The point is, I don't think anyone (myself included) approves of ripping out wide swaths of moss from the national forests or any other public land. But if it's your own property, you can do what you want with it as long as zoning and the law allows.


----------



## Scott (Feb 17, 2004)

That's all wonderful.

Just as I bet it was "wild collected" I'll bet further that they're not collecting from their own property.

Neither of us has proof - but I've rarely heard of folks collecting from their own property for public sale.

s


Arklier said:


> ... The point is, I don't think anyone (myself included) approves of ripping out wide swaths of moss from the national forests or any other public land.
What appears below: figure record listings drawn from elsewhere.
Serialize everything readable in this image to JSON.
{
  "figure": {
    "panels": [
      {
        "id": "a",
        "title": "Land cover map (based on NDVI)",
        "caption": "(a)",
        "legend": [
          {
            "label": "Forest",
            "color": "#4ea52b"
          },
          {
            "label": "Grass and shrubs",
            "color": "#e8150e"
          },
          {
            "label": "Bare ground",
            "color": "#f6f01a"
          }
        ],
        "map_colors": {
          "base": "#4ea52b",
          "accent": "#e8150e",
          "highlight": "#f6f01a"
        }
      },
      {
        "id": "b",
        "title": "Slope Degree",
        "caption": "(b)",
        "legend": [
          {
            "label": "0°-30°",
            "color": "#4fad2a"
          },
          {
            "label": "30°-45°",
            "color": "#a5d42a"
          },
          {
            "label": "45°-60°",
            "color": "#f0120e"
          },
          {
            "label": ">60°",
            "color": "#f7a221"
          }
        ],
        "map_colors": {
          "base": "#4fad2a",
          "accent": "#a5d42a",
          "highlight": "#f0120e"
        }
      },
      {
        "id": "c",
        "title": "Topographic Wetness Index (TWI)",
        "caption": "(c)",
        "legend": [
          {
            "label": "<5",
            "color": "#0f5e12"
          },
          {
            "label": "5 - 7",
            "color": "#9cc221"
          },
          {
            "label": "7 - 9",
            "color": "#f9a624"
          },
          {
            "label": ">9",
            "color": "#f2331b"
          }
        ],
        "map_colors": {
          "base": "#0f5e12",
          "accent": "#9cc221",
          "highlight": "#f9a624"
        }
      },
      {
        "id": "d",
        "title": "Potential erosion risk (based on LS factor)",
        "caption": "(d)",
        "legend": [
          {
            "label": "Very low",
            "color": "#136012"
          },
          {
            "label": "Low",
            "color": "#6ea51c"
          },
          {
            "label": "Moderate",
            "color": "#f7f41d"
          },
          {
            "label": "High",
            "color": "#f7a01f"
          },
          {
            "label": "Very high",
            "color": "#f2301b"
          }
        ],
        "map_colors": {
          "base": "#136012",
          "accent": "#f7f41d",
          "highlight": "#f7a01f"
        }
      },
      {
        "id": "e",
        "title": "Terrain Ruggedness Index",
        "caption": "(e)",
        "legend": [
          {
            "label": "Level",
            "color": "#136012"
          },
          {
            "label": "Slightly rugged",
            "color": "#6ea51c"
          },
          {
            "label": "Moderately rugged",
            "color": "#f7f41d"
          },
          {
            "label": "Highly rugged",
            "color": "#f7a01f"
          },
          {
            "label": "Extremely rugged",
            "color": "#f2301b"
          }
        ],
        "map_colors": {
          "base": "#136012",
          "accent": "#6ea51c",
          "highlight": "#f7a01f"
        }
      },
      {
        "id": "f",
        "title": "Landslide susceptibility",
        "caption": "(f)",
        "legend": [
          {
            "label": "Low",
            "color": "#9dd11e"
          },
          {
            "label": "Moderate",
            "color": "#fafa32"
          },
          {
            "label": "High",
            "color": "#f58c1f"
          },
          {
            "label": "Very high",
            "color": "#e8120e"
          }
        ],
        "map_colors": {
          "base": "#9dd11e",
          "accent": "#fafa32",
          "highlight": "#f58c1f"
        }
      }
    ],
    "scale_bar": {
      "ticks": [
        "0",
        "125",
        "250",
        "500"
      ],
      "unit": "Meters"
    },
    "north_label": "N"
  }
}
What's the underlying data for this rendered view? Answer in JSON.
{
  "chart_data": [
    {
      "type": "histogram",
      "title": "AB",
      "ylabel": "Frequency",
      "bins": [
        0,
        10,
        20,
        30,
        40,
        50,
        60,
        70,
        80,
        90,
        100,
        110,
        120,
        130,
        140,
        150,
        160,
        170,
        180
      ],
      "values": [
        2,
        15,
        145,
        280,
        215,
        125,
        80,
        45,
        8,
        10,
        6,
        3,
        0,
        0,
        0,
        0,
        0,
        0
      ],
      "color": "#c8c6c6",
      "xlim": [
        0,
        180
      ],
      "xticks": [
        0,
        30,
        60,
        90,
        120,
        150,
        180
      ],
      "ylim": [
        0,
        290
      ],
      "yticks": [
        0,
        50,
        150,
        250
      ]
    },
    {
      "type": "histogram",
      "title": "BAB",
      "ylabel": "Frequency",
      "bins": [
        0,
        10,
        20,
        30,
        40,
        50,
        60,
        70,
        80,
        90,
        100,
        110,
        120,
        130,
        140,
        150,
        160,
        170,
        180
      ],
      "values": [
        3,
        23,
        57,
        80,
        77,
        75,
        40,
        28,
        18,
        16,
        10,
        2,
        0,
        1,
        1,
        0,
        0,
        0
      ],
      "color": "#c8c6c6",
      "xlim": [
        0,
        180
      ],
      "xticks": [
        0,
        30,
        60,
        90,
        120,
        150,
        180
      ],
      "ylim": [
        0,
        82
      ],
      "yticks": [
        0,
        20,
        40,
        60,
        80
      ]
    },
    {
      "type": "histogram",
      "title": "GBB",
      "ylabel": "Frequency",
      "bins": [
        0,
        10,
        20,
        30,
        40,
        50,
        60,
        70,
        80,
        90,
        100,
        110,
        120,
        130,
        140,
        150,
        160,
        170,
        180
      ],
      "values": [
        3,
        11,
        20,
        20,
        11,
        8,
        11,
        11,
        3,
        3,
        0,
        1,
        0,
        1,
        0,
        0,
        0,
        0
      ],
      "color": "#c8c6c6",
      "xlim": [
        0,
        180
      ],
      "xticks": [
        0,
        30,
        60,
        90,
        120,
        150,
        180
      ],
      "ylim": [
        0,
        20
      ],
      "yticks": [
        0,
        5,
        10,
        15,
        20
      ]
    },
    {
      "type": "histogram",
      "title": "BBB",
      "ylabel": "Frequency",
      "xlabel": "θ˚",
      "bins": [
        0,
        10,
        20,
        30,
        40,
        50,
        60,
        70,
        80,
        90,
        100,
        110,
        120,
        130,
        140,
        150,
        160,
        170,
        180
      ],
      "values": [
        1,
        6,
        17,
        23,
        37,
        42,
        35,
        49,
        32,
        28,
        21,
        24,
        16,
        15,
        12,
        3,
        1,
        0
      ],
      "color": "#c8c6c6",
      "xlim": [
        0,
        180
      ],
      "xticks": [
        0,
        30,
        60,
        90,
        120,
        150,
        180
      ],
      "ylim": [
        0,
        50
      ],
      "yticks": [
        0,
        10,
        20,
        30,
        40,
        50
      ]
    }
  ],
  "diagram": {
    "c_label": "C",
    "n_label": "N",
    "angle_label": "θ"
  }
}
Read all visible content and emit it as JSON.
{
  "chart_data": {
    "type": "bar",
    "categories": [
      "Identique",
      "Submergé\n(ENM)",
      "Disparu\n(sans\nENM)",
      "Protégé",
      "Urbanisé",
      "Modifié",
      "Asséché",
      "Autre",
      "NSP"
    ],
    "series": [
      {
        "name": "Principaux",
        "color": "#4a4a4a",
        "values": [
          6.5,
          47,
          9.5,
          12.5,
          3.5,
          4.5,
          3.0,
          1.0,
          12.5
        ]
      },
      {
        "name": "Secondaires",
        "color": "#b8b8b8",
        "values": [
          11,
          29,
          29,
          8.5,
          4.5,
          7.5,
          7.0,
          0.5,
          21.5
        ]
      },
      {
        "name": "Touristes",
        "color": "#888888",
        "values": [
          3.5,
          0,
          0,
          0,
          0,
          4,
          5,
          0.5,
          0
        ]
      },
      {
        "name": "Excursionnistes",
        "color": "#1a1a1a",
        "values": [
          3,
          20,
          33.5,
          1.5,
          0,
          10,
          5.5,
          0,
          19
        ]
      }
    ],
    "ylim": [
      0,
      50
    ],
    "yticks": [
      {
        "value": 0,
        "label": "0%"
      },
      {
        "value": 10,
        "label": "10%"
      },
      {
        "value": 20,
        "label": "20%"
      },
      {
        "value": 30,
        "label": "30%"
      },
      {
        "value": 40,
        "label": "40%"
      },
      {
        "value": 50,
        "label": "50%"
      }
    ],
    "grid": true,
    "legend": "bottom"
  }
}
But if it's your own property, you can do what you want with it as long as zoning and the law allows.


----------



## pa.walt (Feb 16, 2004)

scott have you seen the bottom of t&c's moss. that's palmento or whatever the plant is called right. i really don't think that there are to many places that sell moss that grow thier own. maybe i'm wrong but it does take moss a while to grow so i don't think that these places grow thier own with the amount they sell in a month. 
walt


----------



## Scott (Feb 17, 2004)

The Palmetto is an indicator that JP the Mossman was involved.

When I bought from him it was growing on TFR chunks - a pretty good indicator it was "home grown".

So maybe that was then, wild collected now.

Thanks for the update - I haven't bought moss in years. 

s


----------



## elmoisfive (Dec 31, 2004)

Scott said:


> The Palmetto is an indicator that JP the Mossman was involved.
> 
> When I bought from him it was growing on TFR chunks - a pretty good indicator it was "home grown".
> 
> ...


Scott,

Much of the pillow moss that I've purchased from T&C this year has a sort of wood-like fibrous substrate attached to it. Would that be the TFR chunks you were referring to?

Bill


----------



## Jace King (May 5, 2004)

I have a shipment coming in, depending on what it is and looks like ill probably sell it real cheap. I dont personally use the stuff, but have had many requests for it. im thinking somewhere around 5-8 bucks per square foot.


----------



## Scott (Feb 17, 2004)

It might be. The stuff I recall (and it's been 6+ years so forgive me here) was almost TFR. I suppose it could have been growing across any substance (anywhere for that matter) but I really thought this particular batch was grown on TFR.

But I've been wrong before.

s


elmoisfive said:


> Much of the pillow moss that I've purchased from T&C this year has a sort of wood-like fibrous substrate attached to it. Would that be the TFR chunks you were referring to?
> 
> Bill


----------



## morphman (May 20, 2011)

The post is like 10 years old.


----------



## Reef_Haven (Jan 19, 2011)

KayEhm said:


> Oh boy, I just don't think I could ever trust an unknown source like eBay sellers. Eesh. I mean, yes, eBay does help protect you if you end up getting crap products but still.. waste of time in my opinion. I buy my moss wholesale online from reputable suppliers and I always get a good bang for my buck.


Spammer...


----------